Il existait alors des monnaies virtuelles, convertibles ou non vers des dollars et des euros, permettant d'acquérir des objets « digitaux », parfois aussi pour des sommes astronomiques. À l'occasion d'une puissante bulle médiatique, les entreprises (dont de grandes enseignes de la finance) ont commencé à s'installer, à des fins d'exploration, avec des objectifs prioritairement marketing. En réalité, le seul progrès visible avec les métavers tient dans la qualité graphique, qui a profité des avancées technologiques.
Il n'est évidemment pas question de condamner le concept sous prétexte qu'un précédent a échoué. En revanche, ses promoteurs et ses participants seraient inspirés d'analyser l'histoire et d'en tirer quelques leçons utiles. Par exemple, une des raisons du désintérêt du grand public pour Second Life était son manque de sens : pourquoi passer du temps (beaucoup) sur ce site ? Les métavers ludiques (Fortnite, Minecraft…) apportent une réponse mais je doute que la possibilité d'exhiber ses NFT en fournisse une autre…
Naturellement, ce qui sépare Second Life et Decentraland est la furie des réseaux sociaux survenue dans l'intervalle et l'hypothèse dominante, déclenchée par la stratégie dévoilée par Mark Zuckerberg en 2021, est celle d'une transition de ces plates-formes, Facebook en tête, vers les monde virtuels.
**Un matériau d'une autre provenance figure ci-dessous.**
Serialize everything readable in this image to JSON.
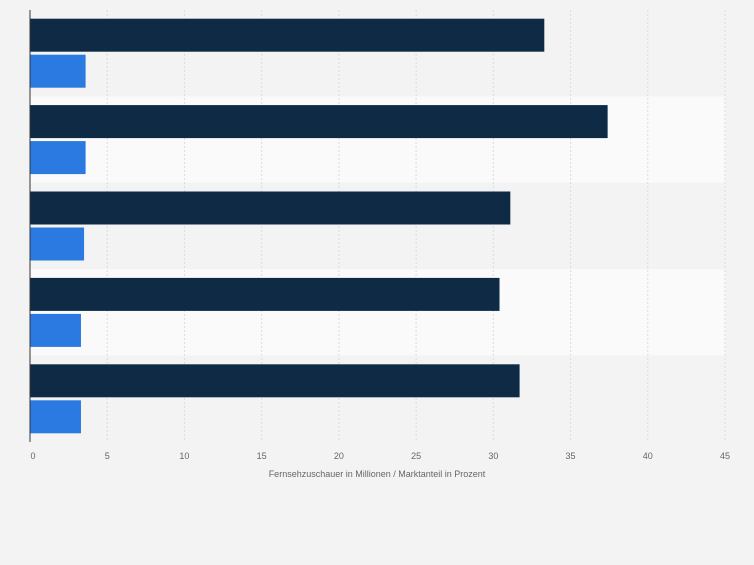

Or, comme l'exprime Tony Fadell, ex-gourou d'Apple, il serait beaucoup plus important de se pencher sur les problèmes dont souffrent ces services maintenant plutôt que d'essayer d'imaginer leurs évolutions futures.
Enfin, la vraie rupture susceptible de stimuler une adoption massive des métavers serait la généralisation des interfaces en 3 dimensions, pour lesquelles les modèles d'interaction devront effectivement être réinventés. Mais cette mutation, matérielle et logicielle, en est encore à ses balbutiements (un peu comme les premiers smartphones Nokia et PocketPC avant la vague iPhone) et prendra longtemps. D'ici là, il reste bien d'autres idées à faire émerger, de solutions à découvrir et de possibilités à tester…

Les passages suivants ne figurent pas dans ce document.